Schwangerschaftshinweise
Wechselwirkungen
- Wenn Sie schwanger sind oder stillen, oder wenn Sie vermuten, schwanger zu sein oder beabsichtigen, schwanger zu werden, fragen Sie vor der Anwendung dieses Arzneimittels Ihren Arzt oder Apotheker um Rat.
- Das Präparat darf wegen nicht ausreichender Untersuchungen in Schwangerschaft und Stillzeit nicht angewendet werden.
Hinweise
- Warnhinweise und Vorsichtsmaßnahmen
- Bitte sprechen Sie mit Ihrem Arzt oder Apotheker, bevor Sie das Präparat einnehmen.
- Die Arzneimitteltherapie ersetzt nicht die Vermeidung der die Leber schädigenden Ursachen (Alkohol).
- Bei Gelbsucht (hell- bis dunkelgelbe Hautverfärbungen, Gelbfärbung des Augenweiß) soll ein Arzt aufgesucht werden.
- Das Arzneimittel ist nicht zur Behandlung von akuten Vergiftungen geeignet.
- Bei akuten Vergiftungen ist umgehend der Arzt aufzusuchen.
- Kinder
- Zur Anwendung von dem Arzneimittel bei Kindern unter 12 Jahren liegen keine ausreichenden Untersuchungen vor.
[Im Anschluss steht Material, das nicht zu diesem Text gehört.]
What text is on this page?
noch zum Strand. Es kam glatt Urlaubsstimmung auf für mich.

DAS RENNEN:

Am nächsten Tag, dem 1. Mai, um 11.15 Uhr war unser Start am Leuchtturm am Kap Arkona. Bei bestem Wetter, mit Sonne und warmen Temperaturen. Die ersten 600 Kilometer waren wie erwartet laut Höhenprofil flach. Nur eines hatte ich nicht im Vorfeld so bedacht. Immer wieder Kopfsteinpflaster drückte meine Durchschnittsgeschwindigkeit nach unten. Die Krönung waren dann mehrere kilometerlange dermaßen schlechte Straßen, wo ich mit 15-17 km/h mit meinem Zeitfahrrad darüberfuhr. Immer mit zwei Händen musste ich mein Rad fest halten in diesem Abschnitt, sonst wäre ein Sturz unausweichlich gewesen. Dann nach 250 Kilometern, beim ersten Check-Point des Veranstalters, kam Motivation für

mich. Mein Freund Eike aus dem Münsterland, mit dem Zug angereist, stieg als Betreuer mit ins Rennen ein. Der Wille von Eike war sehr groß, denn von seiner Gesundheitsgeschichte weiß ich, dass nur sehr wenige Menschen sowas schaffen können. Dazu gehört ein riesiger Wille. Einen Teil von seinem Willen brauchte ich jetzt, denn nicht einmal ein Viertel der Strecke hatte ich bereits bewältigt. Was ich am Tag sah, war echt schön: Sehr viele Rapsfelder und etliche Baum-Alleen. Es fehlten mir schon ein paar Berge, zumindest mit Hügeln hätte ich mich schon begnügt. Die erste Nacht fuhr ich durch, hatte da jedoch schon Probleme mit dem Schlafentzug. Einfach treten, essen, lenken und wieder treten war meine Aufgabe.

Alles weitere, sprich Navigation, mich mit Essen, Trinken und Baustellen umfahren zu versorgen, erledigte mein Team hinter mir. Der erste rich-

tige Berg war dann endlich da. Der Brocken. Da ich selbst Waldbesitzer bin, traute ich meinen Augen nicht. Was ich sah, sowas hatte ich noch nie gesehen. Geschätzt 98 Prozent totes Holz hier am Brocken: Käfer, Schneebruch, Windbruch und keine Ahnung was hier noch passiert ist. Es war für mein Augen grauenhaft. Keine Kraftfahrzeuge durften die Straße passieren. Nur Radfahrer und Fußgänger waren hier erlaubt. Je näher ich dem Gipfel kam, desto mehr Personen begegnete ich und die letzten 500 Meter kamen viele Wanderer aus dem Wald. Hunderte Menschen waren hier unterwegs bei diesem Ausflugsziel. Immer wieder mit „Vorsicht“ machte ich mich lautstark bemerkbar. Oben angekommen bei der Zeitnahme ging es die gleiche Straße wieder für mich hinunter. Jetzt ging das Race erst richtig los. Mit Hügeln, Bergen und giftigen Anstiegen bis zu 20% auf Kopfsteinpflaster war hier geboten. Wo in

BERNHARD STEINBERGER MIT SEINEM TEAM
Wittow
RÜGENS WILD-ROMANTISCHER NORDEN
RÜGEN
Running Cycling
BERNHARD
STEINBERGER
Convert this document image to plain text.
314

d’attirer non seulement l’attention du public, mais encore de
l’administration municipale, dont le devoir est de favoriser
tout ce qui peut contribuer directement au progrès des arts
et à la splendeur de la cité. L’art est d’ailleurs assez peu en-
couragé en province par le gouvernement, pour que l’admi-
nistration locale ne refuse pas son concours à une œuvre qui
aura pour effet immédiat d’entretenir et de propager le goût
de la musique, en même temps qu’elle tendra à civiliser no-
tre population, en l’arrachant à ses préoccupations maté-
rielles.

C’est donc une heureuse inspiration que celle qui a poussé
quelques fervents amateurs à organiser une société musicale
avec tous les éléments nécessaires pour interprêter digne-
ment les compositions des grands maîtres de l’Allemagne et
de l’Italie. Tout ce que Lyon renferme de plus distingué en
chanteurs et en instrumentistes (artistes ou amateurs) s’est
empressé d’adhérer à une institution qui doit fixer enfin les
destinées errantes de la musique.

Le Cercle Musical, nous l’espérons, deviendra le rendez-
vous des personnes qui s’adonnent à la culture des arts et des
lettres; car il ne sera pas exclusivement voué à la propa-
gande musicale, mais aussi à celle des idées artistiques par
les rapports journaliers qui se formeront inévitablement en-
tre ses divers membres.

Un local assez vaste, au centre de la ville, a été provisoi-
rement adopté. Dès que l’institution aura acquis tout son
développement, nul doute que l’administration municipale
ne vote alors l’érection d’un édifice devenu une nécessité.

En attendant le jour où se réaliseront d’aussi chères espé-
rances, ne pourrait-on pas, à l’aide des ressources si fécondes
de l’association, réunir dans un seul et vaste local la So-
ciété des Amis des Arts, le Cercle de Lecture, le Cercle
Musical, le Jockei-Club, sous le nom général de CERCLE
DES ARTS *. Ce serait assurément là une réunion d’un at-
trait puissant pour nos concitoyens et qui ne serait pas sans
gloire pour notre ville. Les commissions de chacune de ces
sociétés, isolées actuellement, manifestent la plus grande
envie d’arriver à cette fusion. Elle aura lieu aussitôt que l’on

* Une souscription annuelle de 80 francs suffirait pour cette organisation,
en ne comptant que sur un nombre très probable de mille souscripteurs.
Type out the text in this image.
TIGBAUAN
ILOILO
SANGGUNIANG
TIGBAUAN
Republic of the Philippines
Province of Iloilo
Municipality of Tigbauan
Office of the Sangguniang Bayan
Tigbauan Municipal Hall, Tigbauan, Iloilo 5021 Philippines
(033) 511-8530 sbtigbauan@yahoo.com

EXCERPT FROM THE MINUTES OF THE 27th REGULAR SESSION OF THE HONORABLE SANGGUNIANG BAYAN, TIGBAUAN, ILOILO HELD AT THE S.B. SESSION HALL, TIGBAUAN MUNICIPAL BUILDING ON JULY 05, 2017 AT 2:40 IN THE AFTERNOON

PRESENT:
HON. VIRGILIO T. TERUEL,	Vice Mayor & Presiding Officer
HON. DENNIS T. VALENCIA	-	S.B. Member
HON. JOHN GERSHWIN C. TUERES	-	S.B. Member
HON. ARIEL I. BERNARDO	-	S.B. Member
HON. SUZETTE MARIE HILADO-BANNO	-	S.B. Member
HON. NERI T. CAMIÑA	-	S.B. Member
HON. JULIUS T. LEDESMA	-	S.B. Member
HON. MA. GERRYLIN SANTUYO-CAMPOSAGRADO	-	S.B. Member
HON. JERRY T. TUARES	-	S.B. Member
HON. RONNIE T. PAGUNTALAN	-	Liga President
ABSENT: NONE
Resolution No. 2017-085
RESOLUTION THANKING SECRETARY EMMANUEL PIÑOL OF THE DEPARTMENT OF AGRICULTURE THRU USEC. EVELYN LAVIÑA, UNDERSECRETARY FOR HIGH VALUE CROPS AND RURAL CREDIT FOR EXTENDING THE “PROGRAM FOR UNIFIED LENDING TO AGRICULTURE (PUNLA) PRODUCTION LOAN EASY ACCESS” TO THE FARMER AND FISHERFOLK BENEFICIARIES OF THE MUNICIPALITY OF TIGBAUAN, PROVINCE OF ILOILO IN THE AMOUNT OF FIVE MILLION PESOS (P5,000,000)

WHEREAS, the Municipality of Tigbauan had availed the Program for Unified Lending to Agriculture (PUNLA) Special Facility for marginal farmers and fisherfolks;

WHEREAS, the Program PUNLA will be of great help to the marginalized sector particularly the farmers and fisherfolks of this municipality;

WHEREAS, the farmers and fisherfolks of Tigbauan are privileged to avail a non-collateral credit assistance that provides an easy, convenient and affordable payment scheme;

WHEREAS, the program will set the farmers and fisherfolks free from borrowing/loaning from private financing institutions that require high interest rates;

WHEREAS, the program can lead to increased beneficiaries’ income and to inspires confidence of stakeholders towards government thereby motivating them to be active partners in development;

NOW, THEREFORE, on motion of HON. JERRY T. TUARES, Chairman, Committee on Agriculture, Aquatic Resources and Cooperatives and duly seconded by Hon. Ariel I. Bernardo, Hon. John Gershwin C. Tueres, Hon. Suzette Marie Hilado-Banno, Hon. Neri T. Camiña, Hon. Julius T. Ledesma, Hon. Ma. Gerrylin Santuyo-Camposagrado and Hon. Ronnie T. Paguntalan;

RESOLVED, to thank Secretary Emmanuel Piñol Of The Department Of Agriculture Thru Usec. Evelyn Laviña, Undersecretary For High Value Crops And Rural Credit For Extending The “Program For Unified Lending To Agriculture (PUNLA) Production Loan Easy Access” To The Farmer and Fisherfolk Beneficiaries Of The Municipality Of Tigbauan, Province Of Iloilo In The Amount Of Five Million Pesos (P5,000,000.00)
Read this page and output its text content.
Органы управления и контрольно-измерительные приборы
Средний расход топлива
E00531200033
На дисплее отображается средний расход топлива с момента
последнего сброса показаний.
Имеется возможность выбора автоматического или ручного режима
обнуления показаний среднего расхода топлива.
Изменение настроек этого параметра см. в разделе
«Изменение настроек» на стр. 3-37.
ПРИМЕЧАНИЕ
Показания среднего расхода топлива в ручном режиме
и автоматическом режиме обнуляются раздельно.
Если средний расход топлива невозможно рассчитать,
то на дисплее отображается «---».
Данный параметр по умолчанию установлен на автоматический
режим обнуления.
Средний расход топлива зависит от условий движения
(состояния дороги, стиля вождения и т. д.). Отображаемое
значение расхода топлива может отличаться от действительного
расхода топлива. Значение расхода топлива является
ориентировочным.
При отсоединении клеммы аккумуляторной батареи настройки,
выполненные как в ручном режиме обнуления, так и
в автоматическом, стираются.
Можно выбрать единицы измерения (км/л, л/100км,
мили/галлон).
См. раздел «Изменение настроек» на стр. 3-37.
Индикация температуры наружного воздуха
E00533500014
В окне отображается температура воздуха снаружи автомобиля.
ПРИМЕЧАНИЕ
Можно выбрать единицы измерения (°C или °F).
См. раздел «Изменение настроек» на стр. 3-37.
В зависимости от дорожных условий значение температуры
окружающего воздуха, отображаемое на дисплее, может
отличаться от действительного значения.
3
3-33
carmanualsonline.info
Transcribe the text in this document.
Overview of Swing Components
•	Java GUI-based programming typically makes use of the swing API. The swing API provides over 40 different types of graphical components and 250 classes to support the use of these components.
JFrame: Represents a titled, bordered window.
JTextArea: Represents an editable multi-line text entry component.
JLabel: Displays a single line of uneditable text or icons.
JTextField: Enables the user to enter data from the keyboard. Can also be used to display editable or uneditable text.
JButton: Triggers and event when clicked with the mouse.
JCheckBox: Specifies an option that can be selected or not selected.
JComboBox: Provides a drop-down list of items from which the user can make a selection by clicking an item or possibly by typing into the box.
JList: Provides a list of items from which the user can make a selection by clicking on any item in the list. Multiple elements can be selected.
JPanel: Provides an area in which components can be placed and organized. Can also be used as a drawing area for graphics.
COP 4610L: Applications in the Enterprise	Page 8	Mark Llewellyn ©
Das Präparat soll deshalb nicht bei Kindern unter 12 Jahren angewendet werden.
- Verkehrstüchtigkeit und Fähigkeit zum Bedienen von Maschinen
- Bisher sind keine Auswirkungen auf die Verkehrstüchtigkeit und die Fähigkeit zum Bedienen von Maschinen bekannt geworden.